Smith, a marketing consultant with a background in quantitative management, stays true to that ethos in Guns and Control, which summarizes reams of relevant data while evenhandedly faulting advocates on both sides of the debate for manipulating numbers to fit their agendas. The book nevertheless is apt to leave open-minded readers more skeptical of conventional responses to gun-related deaths.

That problem, Smith emphasizes, is multifaceted. In the United States, suicides account for nearly two-thirds of the deaths that gun control advocates misleadingly describe as the toll from “gun violence.” The gun homicide rate has fallen dramatically since the early 1990s, although polling indicates that most Americans think otherwise.
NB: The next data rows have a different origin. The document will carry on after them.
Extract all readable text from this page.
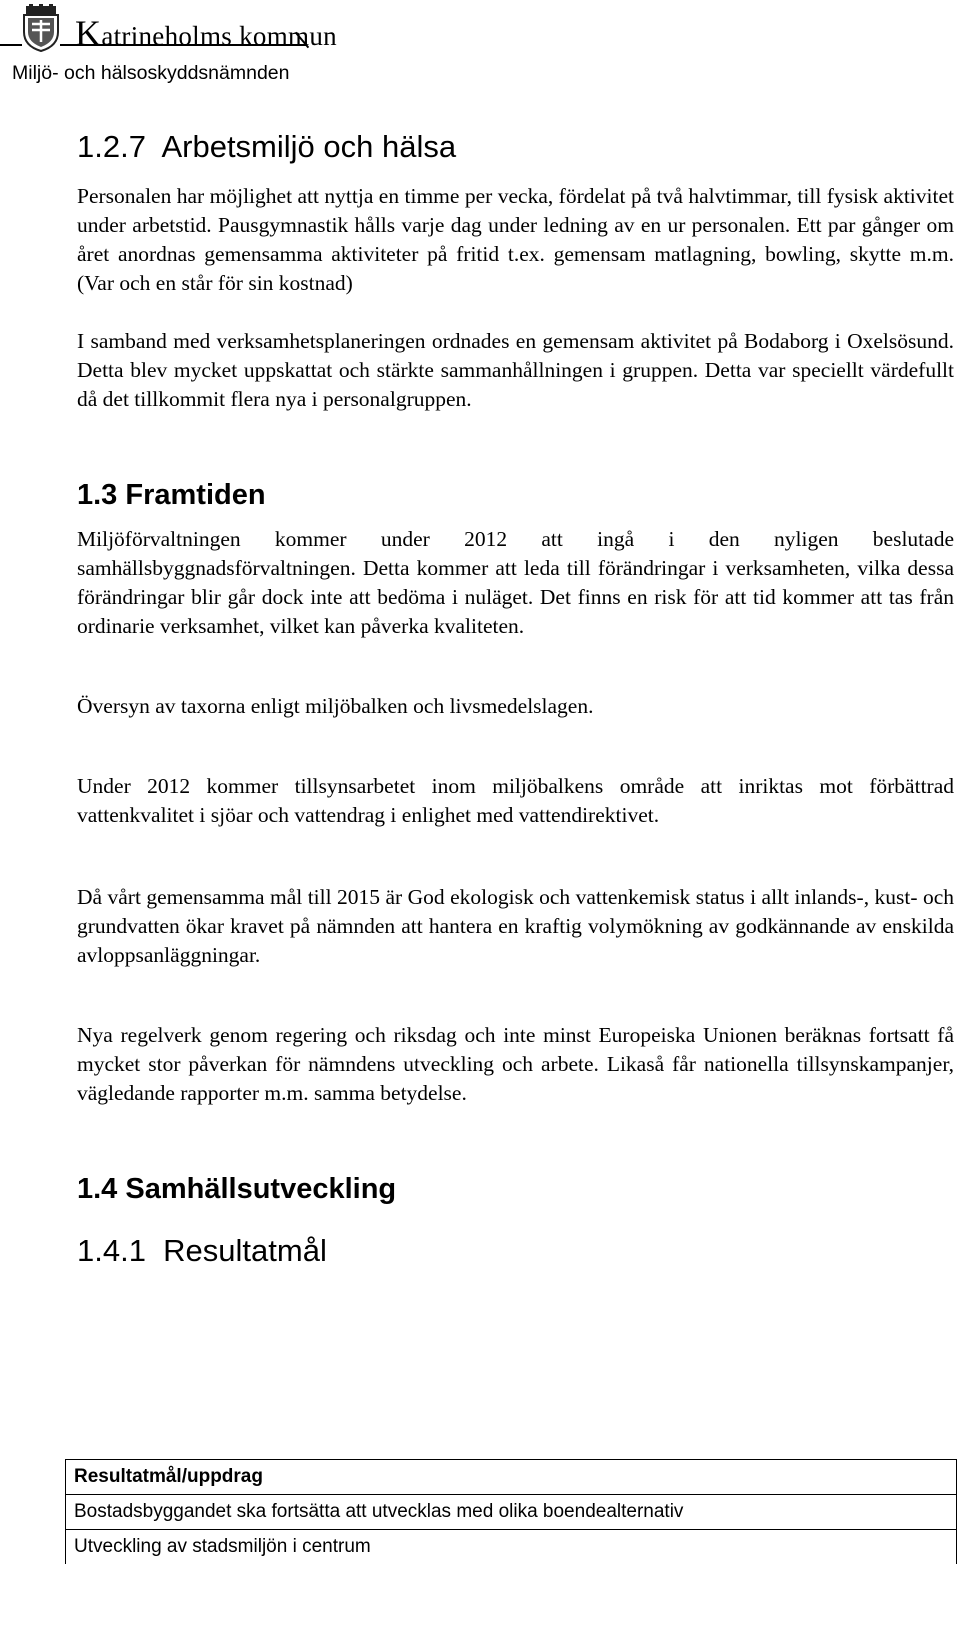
Katrineholms kommun
Miljö- och hälsoskyddsnämnden
1.2.7  Arbetsmiljö och hälsa

Personalen har möjlighet att nyttja en timme per vecka, fördelat på två halvtimmar, till fysisk aktivitet under arbetstid. Pausgymnastik hålls varje dag under ledning av en ur personalen. Ett par gånger om året anordnas gemensamma aktiviteter på fritid t.ex. gemensam matlagning, bowling, skytte m.m. (Var och en står för sin kostnad)

I samband med verksamhetsplaneringen ordnades en gemensam aktivitet på Bodaborg i Oxelsösund. Detta blev mycket uppskattat och stärkte sammanhållningen i gruppen. Detta var speciellt värdefullt då det tillkommit flera nya i personalgruppen.

1.3 Framtiden

Miljöförvaltningen kommer under 2012 att ingå i den nyligen beslutade samhällsbyggnadsförvaltningen. Detta kommer att leda till förändringar i verksamheten, vilka dessa förändringar blir går dock inte att bedöma i nuläget. Det finns en risk för att tid kommer att tas från ordinarie verksamhet, vilket kan påverka kvaliteten.

Översyn av taxorna enligt miljöbalken och livsmedelslagen.

Under 2012 kommer tillsynsarbetet inom miljöbalkens område att inriktas mot förbättrad vattenkvalitet i sjöar och vattendrag i enlighet med vattendirektivet.

Då vårt gemensamma mål till 2015 är God ekologisk och vattenkemisk status i allt inlands-, kust- och grundvatten ökar kravet på nämnden att hantera en kraftig volymökning av godkännande av enskilda avloppsanläggningar.

Nya regelverk genom regering och riksdag och inte minst Europeiska Unionen beräknas fortsatt få mycket stor påverkan för nämndens utveckling och arbete. Likaså får nationella tillsynskampanjer, vägledande rapporter m.m. samma betydelse.

1.4 Samhällsutveckling
1.4.1  Resultatmål
Resultatmål/uppdrag
Bostadsbyggandet ska fortsätta att utvecklas med olika boendealternativ
Utveckling av stadsmiljön i centrum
That misperception may have something to do with the publicity received by mass shootings, which represent a tiny percentage of gun homicides but have been rising since 1999. Fatal gun accidents, meanwhile, are rare and getting rarer.

Based on international comparisons, Smith finds little evidence that the availability of firearms explains differences in suicide and homicide rates. That suggests policies aimed at reducing access to guns won’t do much good, especially since criminals generally obtain firearms from sources the law cannot reach.

Smith’s discussion of nondiscretionary carry permit laws is emblematic of his data-driven approach. While cautioning against assuming that the “massive expansion of public carry in the United States since 1988” drove down crime, he notes that the bloodbath predicted by opponents of those laws never materialized. That “criminological experiment,” he suggests, “is important to understanding people, guns, and violence.”